Today on the “What Halloween Means To Me” countdown, we’re gonna hear from Amanda Jubb. Amanda is a Cellmate who grew up just outside of Savannah, Ga and now resides in merry old England. I actually met her when I was dating her sister. Once her sister became just somebody that I used to know (that reference is for you Daniel), Amanda and I remained friends. To tell you the truth, she helped talk me through some really tough times, so she'll always have a special place as far as I'm concerned. Anyway, her response is kinda personal to me, because her and I share the common background of being raised in a very religious family. True, mine wasn’t quite as extreme as hers, but I absolutely get what she’s talking about. What better day than a Sunday to explore how an ultra-religious upbringing colors ones perception of Halloween? Take it away Amanda…
“I suppose I should preface this by saying that I was raised in a fairly strict, very Christian, Pentecostal family. On Christmas, we had a cake and sang Happy Birthday to the Baby Jesus. Easter had nothing to do with bunnies of any sort (and was called Resurrection Sunday in our house), and New Year’s Eve never involved any champagne or spirits; but rather overnight prayer meetings and getting drunk on the Holy Spirit. In light of all that, it seems somewhat odd that we celebrated Halloween at all—and indeed, we were absolutely forbidden from dressing up as demons, devils, witches, warlocks, rock stars, or anything else remotely “Satanic”—but dress up, have parties, and go trick-or-treating, we did.
To some extent, no child raised in America can avoid Halloween anyway. For decades now, October has been a month-long fest of horror movies, Halloween specials in TV shows and cartoons, and scarily surreal commercials. As a child fascinated with vampires since I first saw the Count on Sesame Street, I always began looking forward to the month of ghoulish glee sometime between 4th of July and the first day of school. And it seemed that there were new pleasures with every passing season: the summer I got a black cat, the year I learned that in the sequel to Gone with the Wind, Scarlett O’Hara has a daughter on All Hallows Eve, the one October where I had strep throat and missed over a week of school, yet recovered sufficiently that my mother let me wear my (sadly not a vampire) costume and knock on the doors on our street (in spite of my temperature, which was 102 F). As far as I was concerned, Halloween had the kind of magic that I suspect Christmas might have… say, to children who grew up believing in Santa Claus.
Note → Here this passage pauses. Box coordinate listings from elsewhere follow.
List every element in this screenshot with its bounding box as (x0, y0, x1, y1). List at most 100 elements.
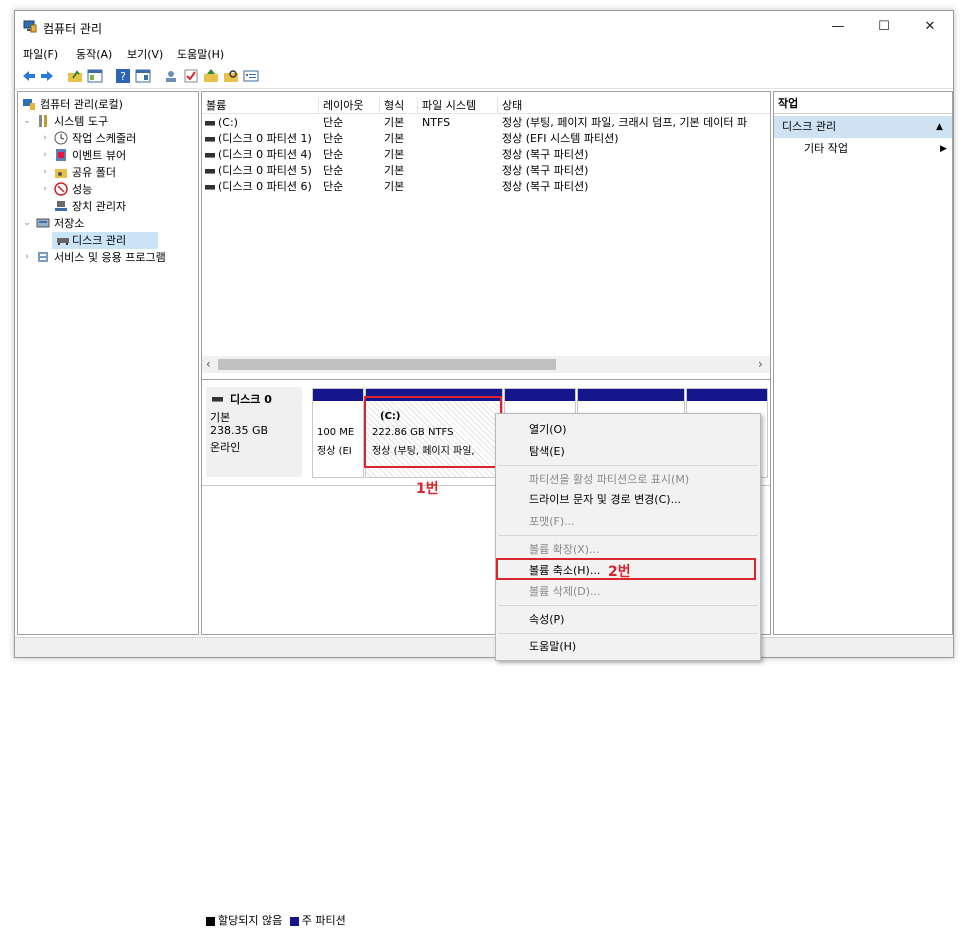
tree-label: 장치 관리자 (72, 200, 127, 213)
chevron-down-icon[interactable]: ⌄ (22, 215, 32, 232)
volume-layout: 단순 (323, 116, 344, 129)
volume-icon (205, 184, 215, 190)
menu-item-properties[interactable]: 속성(P) (529, 610, 564, 630)
disk-size: 238.35 GB (210, 424, 269, 437)
menu-item-format[interactable]: 포맷(F)... (529, 512, 575, 532)
column-header-type[interactable]: 형식 (380, 97, 418, 114)
volume-type: 기본 (384, 116, 405, 129)
action-more-actions[interactable]: 기타 작업 ▶ (804, 140, 952, 158)
menu-item-open[interactable]: 열기(O) (529, 420, 566, 440)
column-header-filesystem[interactable]: 파일 시스템 (418, 97, 498, 114)
tree-label: 서비스 및 응용 프로그램 (54, 251, 166, 264)
disk-info-box[interactable]: 디스크 0 기본 238.35 GB 온라인 (206, 387, 302, 477)
menu-separator (498, 633, 758, 634)
partition-size: 100 ME (317, 427, 355, 438)
close-button[interactable]: ✕ (907, 11, 953, 43)
table-row[interactable]: (C:) 단순 기본 NTFS 정상 (부팅, 페이지 파일, 크래시 덤프, … (202, 115, 770, 130)
yellow-arrow-icon[interactable] (203, 68, 219, 84)
legend: 할당되지 않음 주 파티션 (206, 912, 346, 928)
legend-primary: 주 파티션 (301, 914, 346, 927)
menu-item-change-drive-letter[interactable]: 드라이브 문자 및 경로 변경(C)... (529, 490, 681, 510)
menu-action[interactable]: 동작(A) (76, 46, 112, 62)
disk-type: 기본 (210, 411, 231, 424)
legend-primary-swatch (289, 916, 299, 926)
table-row[interactable]: (디스크 0 파티션 6) 단순 기본 정상 (복구 파티션) (202, 179, 770, 194)
menu-separator (498, 535, 758, 536)
search-folder-icon[interactable] (223, 68, 239, 84)
context-menu: 열기(O) 탐색(E) 파티션을 활성 파티션으로 표시(M) 드라이브 문자 … (495, 413, 761, 661)
column-header-volume[interactable]: 볼륨 (202, 97, 319, 114)
chevron-right-icon[interactable]: › (22, 249, 32, 266)
menu-help[interactable]: 도움말(H) (177, 46, 224, 62)
menu-item-delete-volume[interactable]: 볼륨 삭제(D)... (529, 582, 601, 602)
menu-item-explore[interactable]: 탐색(E) (529, 442, 565, 462)
properties-icon[interactable] (243, 68, 259, 84)
menu-view[interactable]: 보기(V) (127, 46, 163, 62)
help-icon[interactable]: ? (115, 68, 131, 84)
back-icon[interactable] (21, 68, 37, 84)
chevron-right-icon[interactable]: › (40, 164, 50, 181)
tree-label: 컴퓨터 관리(로컬) (40, 98, 123, 111)
tree-label: 저장소 (54, 217, 85, 230)
tree-label: 디스크 관리 (72, 234, 127, 247)
device-icon (55, 201, 67, 211)
menu-item-extend-volume[interactable]: 볼륨 확장(X)... (529, 540, 600, 560)
tree-item-disk-management[interactable]: 디스크 관리 (52, 232, 158, 249)
scroll-left-arrow[interactable]: ‹ (206, 357, 211, 371)
actions-pane: 작업 디스크 관리 ▲ 기타 작업 ▶ (773, 91, 953, 635)
tree-label: 작업 스케줄러 (72, 132, 137, 145)
menu-item-mark-active[interactable]: 파티션을 활성 파티션으로 표시(M) (529, 470, 689, 490)
table-row[interactable]: (디스크 0 파티션 5) 단순 기본 정상 (복구 파티션) (202, 163, 770, 178)
computer-management-app-icon (23, 20, 37, 33)
partition-status: 정상 (EI (317, 446, 352, 457)
partition-efi[interactable]: 100 ME 정상 (EI (312, 388, 364, 478)
annotation-box-1 (364, 396, 502, 468)
menu-bar: 파일(F) 동작(A) 보기(V) 도움말(H) (15, 43, 953, 63)
up-folder-icon[interactable] (67, 68, 83, 84)
volume-status: 정상 (EFI 시스템 파티션) (502, 132, 619, 145)
chevron-right-icon[interactable]: › (40, 130, 50, 147)
tree-label: 성능 (72, 183, 93, 196)
services-icon (38, 252, 48, 262)
volume-name: (디스크 0 파티션 4) (218, 148, 312, 161)
legend-unallocated-swatch (206, 916, 215, 926)
maximize-button[interactable]: ☐ (861, 11, 907, 43)
partition-header (313, 389, 363, 401)
table-row[interactable]: (디스크 0 파티션 1) 단순 기본 정상 (EFI 시스템 파티션) (202, 131, 770, 146)
forward-icon[interactable] (39, 68, 55, 84)
tools-icon (39, 115, 47, 127)
title-bar: 컴퓨터 관리 — ☐ ✕ (15, 11, 953, 43)
volume-layout: 단순 (323, 164, 344, 177)
action-label: 디스크 관리 (782, 120, 837, 133)
svg-text:?: ? (120, 70, 126, 83)
chevron-down-icon[interactable]: ⌄ (22, 113, 32, 130)
tree-label: 이벤트 뷰어 (72, 149, 127, 162)
scroll-right-arrow[interactable]: › (758, 357, 763, 371)
computer-icon (23, 99, 35, 110)
volume-status: 정상 (부팅, 페이지 파일, 크래시 덤프, 기본 데이터 파 (502, 116, 748, 129)
volume-fs: NTFS (422, 116, 451, 129)
column-header-layout[interactable]: 레이아웃 (319, 97, 380, 114)
chevron-right-icon[interactable]: › (40, 147, 50, 164)
column-header-status[interactable]: 상태 (498, 97, 770, 114)
action-disk-management[interactable]: 디스크 관리 ▲ (774, 116, 952, 138)
volume-layout: 단순 (323, 132, 344, 145)
legend-unallocated: 할당되지 않음 (218, 914, 283, 927)
table-row[interactable]: (디스크 0 파티션 4) 단순 기본 정상 (복구 파티션) (202, 147, 770, 162)
check-icon[interactable] (183, 68, 199, 84)
disk-drive-icon (212, 397, 223, 402)
show-tree-icon[interactable] (87, 68, 103, 84)
disk-icon (57, 238, 69, 245)
volume-status: 정상 (복구 파티션) (502, 148, 589, 161)
minimize-button[interactable]: — (815, 11, 861, 43)
chevron-right-icon[interactable]: › (40, 181, 50, 198)
scrollbar-thumb[interactable] (218, 359, 556, 370)
user-icon[interactable] (163, 68, 179, 84)
console-icon[interactable] (135, 68, 151, 84)
menu-item-help[interactable]: 도움말(H) (529, 637, 576, 657)
menu-file[interactable]: 파일(F) (23, 46, 58, 62)
disk-state: 온라인 (210, 441, 241, 454)
horizontal-scrollbar[interactable]: ‹ › (202, 356, 770, 373)
collapse-up-icon[interactable]: ▲ (936, 116, 943, 138)
window-title: 컴퓨터 관리 (43, 22, 103, 36)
But looking back, I imagine most of it was timing. My sister and I both had birthdays in the first week of November, and Halloween was the closest holiday: sort of like a national celebration of our turning a year older. That was also roughly the time that The Coastal Empire State Fair came through Savannah, and since our dad took us to that every year from about the time he and Mom split up, we almost always wound up at the Fair on one of our birthdays or Halloween itself. Under the circumstances, it would have been impossible not to feel festive.
Then, of course, there was the general business of Halloween. I can’t imagine the child who doesn’t like to dress up, go out after dark, and get bagfuls of delicious treats. Equally exciting, at least for me, was the ritual candy-swapping once we were back home. Finding other candies too sickly sweet, I myself was a chocolate-and-peanut-butter connoisseur. My little sister, always happy to trade the bulk of her Milky Ways and 3 Musketeers and Reese’s Pieces, etc, for some more jelly beans and candy corns and Skittles, found these negotiations as satisfying (and tasty) as I did. Haunted Houses, of which there were usually several in our neighborhood, I found thrilling and delightfully taboo, as they were generally crammed full of all those signs of evil against which we’d been warned so diligently. Finally, as my mother was never the sort of grown-up to have a Halloween party herself, our house became a yearly haven for at least half a dozen of our friends (whose own parents DID believe in dressing up—or way, way down—and enjoying a variety of adult treats). Halloween, plus 2 or 3 days either side of it, was simply the most decadent, hedonistic, FUN day of the year, when I was growing up.
And so, to me, Halloween will always be what it always was: the one holiday in the year that was just that. A holiday. Not a “holy” day with some deep spiritual meaning to bludgeon naughty children with, not a religious event to make me feel ashamed of my frivolous, childish desires, not a day for looking out my window at the rest of the world eating, drinking and being merry, while my family headed to church to pray and give thanks and prostrate themselves on the altar of the Lord; but rather, a day of fun and frolics, where mischief-making was allowed and even encouraged, and every aspect of life that was denied a child like me was, if not flagrantly on display, at least alluded to. Ah, Halloween: the religious child’s gateway to the (under)world.”
10 more days 'til Halloween, Halloween, Halloween. 10 more days 'til Halloween, Silver Shamrock.